He appears to be the type of programmer who prematurely optimizes everything, not getting any actual work done.
"Premature optimization" is one of those idiotic terms strewn about by OOP cult members. The irony is that actual code optimization is an extremely rare skillset requiring strong knowledge of assembly that very few people possess anymore. It utilizes tools such as SIMD and, importantly, organizing the data and program architecture in a way that can take full advantage of each CPU clock cycle. The notion that this takes place "prematurely", as if someone is custom writing hand rolled assembly instead of doing other work, essentially
never happens.
No, what OOP retards are talking about when they say "Premature optimization is bad", is actually, "pay absolutely no attention to performance at any stage of the project". They will then claim afterwards, "see, the
real bottleneck is
here, and optimizing code in any other section of the code base would have been
premature".
What the retards like the guy I'm replying to fail to understand, however, is that if every part of your shit program runs terribly, then most of it won't even stand out from the rest as a bottleneck. They end up optimizing (more like un-shittifying) the extremely terrible parts of the code base, but the bar is so low anyway that it's still a laggy piece of shit anyway.
And because they paid
zero attention to performance the entire project, now all of a sudden the code base is way too big and far too complicated to
actually optimize.
No one writing performance code in data oriented design "prematurely optimizes". That's an idiotic notion. In reality, good programmers structure their entire programs in intelligent ways from the very start. It's not about optimizing, it's about
NOT doing the
opposite of optimizing.
honestly i believe if arrays werent a syntax sugar over a pointer but their own object/abstraction they would start at one, since in mathematics first element of something is denoted using a "1" not "0"

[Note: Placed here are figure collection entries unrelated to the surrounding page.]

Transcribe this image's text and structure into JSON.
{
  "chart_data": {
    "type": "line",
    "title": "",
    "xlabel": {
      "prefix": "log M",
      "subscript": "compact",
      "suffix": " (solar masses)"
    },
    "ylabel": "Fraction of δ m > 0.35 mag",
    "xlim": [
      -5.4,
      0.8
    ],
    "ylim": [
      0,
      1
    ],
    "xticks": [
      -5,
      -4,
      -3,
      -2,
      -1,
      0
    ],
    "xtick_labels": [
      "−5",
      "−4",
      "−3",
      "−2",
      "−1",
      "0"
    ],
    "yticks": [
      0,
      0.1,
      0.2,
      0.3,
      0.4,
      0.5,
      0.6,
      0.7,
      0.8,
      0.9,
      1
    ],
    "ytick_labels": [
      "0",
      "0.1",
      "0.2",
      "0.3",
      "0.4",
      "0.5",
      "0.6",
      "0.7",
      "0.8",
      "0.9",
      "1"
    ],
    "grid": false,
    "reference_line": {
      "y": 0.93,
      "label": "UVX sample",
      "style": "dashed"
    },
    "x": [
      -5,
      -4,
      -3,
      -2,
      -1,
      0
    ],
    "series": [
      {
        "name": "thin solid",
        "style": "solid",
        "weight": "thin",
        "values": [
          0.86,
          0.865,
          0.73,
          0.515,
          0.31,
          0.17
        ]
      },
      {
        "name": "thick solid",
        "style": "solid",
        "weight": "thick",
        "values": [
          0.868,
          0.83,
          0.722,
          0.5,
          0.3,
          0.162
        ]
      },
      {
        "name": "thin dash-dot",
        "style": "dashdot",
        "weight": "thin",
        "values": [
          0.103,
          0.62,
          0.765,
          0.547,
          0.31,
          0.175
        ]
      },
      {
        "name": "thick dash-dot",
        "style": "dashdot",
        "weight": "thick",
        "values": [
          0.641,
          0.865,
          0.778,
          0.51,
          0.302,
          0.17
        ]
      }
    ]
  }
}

but it does make math a little bit wonky, for example taking a mod of something would require adding a one and such
....you realize you can already do this, right? Just call it a FagArray, store the length of the array as the first element and start at 1 while iterating.
Statements like this are exactly why students need to be taught with C. You're so lost in the esoteric bullshit side of programming that you have no idea how to do anything on the low level.